[Libre-soc-isa] [Bug 213] SimpleV Standard writeup needed

bugzilla-daemon at libre-soc.org bugzilla-daemon at libre-soc.org
Tue Oct 20 02:29:30 BST 2020


https://bugs.libre-soc.org/show_bug.cgi?id=213

--- Comment #79 from Jacob Lifshay <programmerjake at gmail.com> ---
(In reply to Luke Kenneth Casson Leighton from comment #76)
> (In reply to Jacob Lifshay from comment #74)
> > (In reply to Jacob Lifshay from comment #73)
> > > (In reply to Luke Kenneth Casson Leighton from comment #71)
> > > > 
> > > > we _could_ conceivably do bit-level DM subdivision onto 64 bit integer regs
> > > > but... no, please, no :)  it makes a mess of the "Register Cache" idea,
> > > > unfortunately.
> > > 
> > > it would totally work, those
> > 
> > oops forgot to finish:
> > 
> > all we need to do is treat those two mask-optimized int regs as separate
> > from the rest -- kinda like CTR is treated differently than the int regs.
> 
> i get it.  they still need bit-level DM tracking, and if they are designated
> as int regs as well it becomes even more hell, at the point where they
> interact with "real" int regs.
> 
> if they are treated as completely separate regs (SPRs in effect) they need
> their own opcodes, and i really don't want to go down that route.

all that's needed is the logic to decode the register field as-if it's part of
the opcode field, and only for the few bitwise ops optimized for masks
(and/andc/or) when the output reg and an input reg are mask regs -- otherwise
it's decoded as a normal int operation and just has to wait for all bits to be
ready just like any other op.

Everything else can just access them through the port on the mask regs
connected to the integer data path. dependencies can be handled by setting
multiple dependency bits for the relevent regs being set when the register
number matches, rather than the 1 dependency bit that would be set for any
normal integer reg.

> > > > 
> > > > whereas CRs we have the freedom *to* decide how many we want to extend it to.
> > 
> > the set of integer registers optimized for masking can be extended too,
> 
> please understand: it really is too complex to track the dependencies for
> something that specialised.
> 
> > without needing all the mess of CRs.
> 
> think it through, jacob: vector CMPs and standard Rc=1 vectorised operations
> *still require a minimum 64 CRs anyway*

No they don't, part of the idea I'm proposing is that CRs *aren't* vectorized.
Rc=1 is reinterpreted to mean something different when the operation is
vectorized, probably to write a single CR with a bit indicating if all results
for the entire vector are zero, other bits' can be decided later.

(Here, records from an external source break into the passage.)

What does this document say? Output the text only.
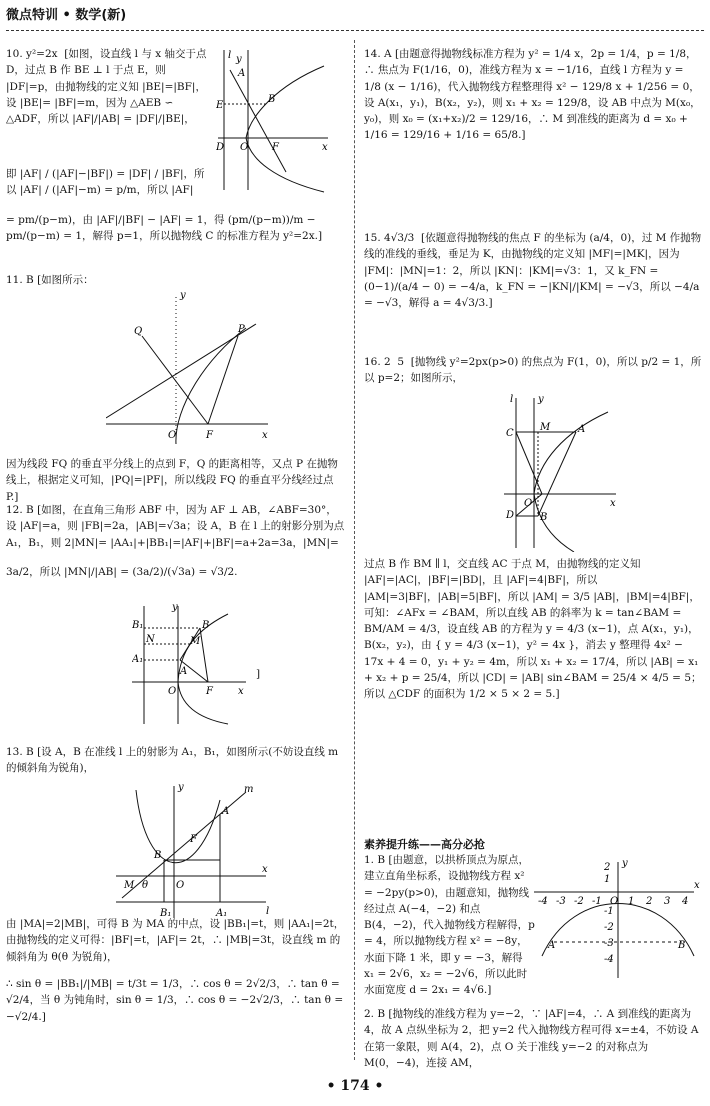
微点特训 • 数学(新)
10. y²=2x  [如图，设直线 l 与 x 轴交于点 D，过点 B 作 BE ⊥ l 于点 E，则 |DF|=p，由抛物线的定义知 |BE|=|BF|，设 |BE|= |BF|=m，因为 △AEB ∽ △ADF，所以 |AF|/|AB| = |DF|/|BE|，
y
l
A
B
E
D O F	x
即 |AF| / (|AF|−|BF|) = |DF| / |BF|，所以 |AF| / (|AF|−m) = p/m，所以 |AF|
= pm/(p−m)，由 |AF|/|BF| − |AF| = 1，得 (pm/(p−m))/m − pm/(p−m) = 1，解得 p=1，所以抛物线 C 的标准方程为 y²=2x.]
11. B [如图所示：
y
Q	P
O	F	x
因为线段 FQ 的垂直平分线上的点到 F，Q 的距离相等，又点 P 在抛物线上，根据定义可知，|PQ|=|PF|，所以线段 FQ 的垂直平分线经过点 P.]
12. B [如图，在直角三角形 ABF 中，因为 AF ⊥ AB，∠ABF=30°，设 |AF|=a，则 |FB|=2a，|AB|=√3a；设 A，B 在 l 上的射影分别为点 A₁，B₁，则 2|MN|= |AA₁|+|BB₁|=|AF|+|BF|=a+2a=3a，|MN|=
3a/2，所以 |MN|/|AB| = (3a/2)/(√3a) = √3/2.
y
B₁
N
A₁
B
M
A
O	F	x
]
13. B [设 A，B 在准线 l 上的射影为 A₁，B₁，如图所示(不妨设直线 m 的倾斜角为锐角)，
y	m
A
F
B
M θ	O
B₁	A₁
x
l
由 |MA|=2|MB|，可得 B 为 MA 的中点，设 |BB₁|=t，则 |AA₁|=2t，由抛物线的定义可得：|BF|=t，|AF|= 2t，∴ |MB|=3t，设直线 m 的倾斜角为 θ(θ 为锐角)，
∴ sin θ = |BB₁|/|MB| = t/3t = 1/3，∴ cos θ = 2√2/3，∴ tan θ = √2/4，当 θ 为钝角时，sin θ = 1/3，∴ cos θ = −2√2/3，∴ tan θ = −√2/4.]
14. A [由题意得抛物线标准方程为 y² = 1/4 x，2p = 1/4，p = 1/8，∴ 焦点为 F(1/16，0)，准线方程为 x = −1/16，直线 l 方程为 y = 1/8 (x − 1/16)，代入抛物线方程整理得 x² − 129/8 x + 1/256 = 0，设 A(x₁，y₁)，B(x₂，y₂)，则 x₁ + x₂ = 129/8，设 AB 中点为 M(x₀，y₀)，则 x₀ = (x₁+x₂)/2 = 129/16，∴ M 到准线的距离为 d = x₀ + 1/16 = 129/16 + 1/16 = 65/8.]
15. 4√3/3  [依题意得抛物线的焦点 F 的坐标为 (a/4，0)，过 M 作抛物线的准线的垂线，垂足为 K，由抛物线的定义知 |MF|=|MK|，因为 |FM|：|MN|=1：2，所以 |KN|：|KM|=√3：1，又 k_FN = (0−1)/(a/4 − 0) = −4/a，k_FN = −|KN|/|KM| = −√3，所以 −4/a = −√3，解得 a = 4√3/3.]
16. 2  5  [抛物线 y²=2px(p>0) 的焦点为 F(1，0)，所以 p/2 = 1，所以 p=2；如图所示，
l y
C
M	A
D	B
O	x
过点 B 作 BM ∥ l，交直线 AC 于点 M，由抛物线的定义知 |AF|=|AC|，|BF|=|BD|，且 |AF|=4|BF|，所以 |AM|=3|BF|，|AB|=5|BF|，所以 |AM| = 3/5 |AB|，|BM|=4|BF|，可知：∠AFx = ∠BAM，所以直线 AB 的斜率为 k = tan∠BAM = BM/AM = 4/3，设直线 AB 的方程为 y = 4/3 (x−1)，点 A(x₁，y₁)，B(x₂，y₂)，由 { y = 4/3 (x−1)，y² = 4x }，消去 y 整理得 4x² − 17x + 4 = 0，y₁ + y₂ = 4m，所以 x₁ + x₂ = 17/4，所以 |AB| = x₁ + x₂ + p = 25/4，所以 |CD| = |AB| sin∠BAM = 25/4 × 4/5 = 5；所以 △CDF 的面积为 1/2 × 5 × 2 = 5.]
素养提升练——高分必抢
1. B [由题意，以拱桥顶点为原点，建立直角坐标系，设抛物线方程 x² = −2py(p>0)，由题意知，抛物线经过点 A(−4，−2) 和点 B(4，−2)，代入抛物线方程解得，p = 4，所以抛物线方程 x² = −8y，水面下降 1 米，即 y = −3，解得 x₁ = 2√6，x₂ = −2√6，所以此时水面宽度 d = 2x₁ = 4√6.]
-4 -3 -2 -1 O 1 2 3 4
2
1
-1
-2
-3
-4
y
x
A	B
2. B [抛物线的准线方程为 y=−2，∵ |AF|=4，∴ A 到准线的距离为 4，故 A 点纵坐标为 2，把 y=2 代入抛物线方程可得 x=±4，不妨设 A 在第一象限，则 A(4，2)，点 O 关于准线 y=−2 的对称点为 M(0，−4)，连接 AM，
• 174 •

> or we abandon CRs pretty much entirely for vectors and this is not an option
> i am happy to consider, it will cause havoc for gcc and llvm conpiler
> developers.

Trust me, it really won't cause havoc. GCC and LLVM both target architectures
that use 1-bit per element/lane for mask vectors: AVX512 and AMDGPU (and
probably more). In fact, in LLVM IR, vector compare operations return a 1-bit
per element/lane vector. Anything else has to use platform-specific intrinsics
or have special conversion code added in LLVM's backend.
In LLVM, vector operations are treated as a totally different kind of operation
than scalar operations all the way through the compiler, having the vector
operations have different semantics (e.g. input/output registers) than the
scalar operations won't cause any problems. In fact, I'd guess that having
vectorized CRs would cause more havoc since it's more unusual with vectors
(nothing else has that that I've ever heard of).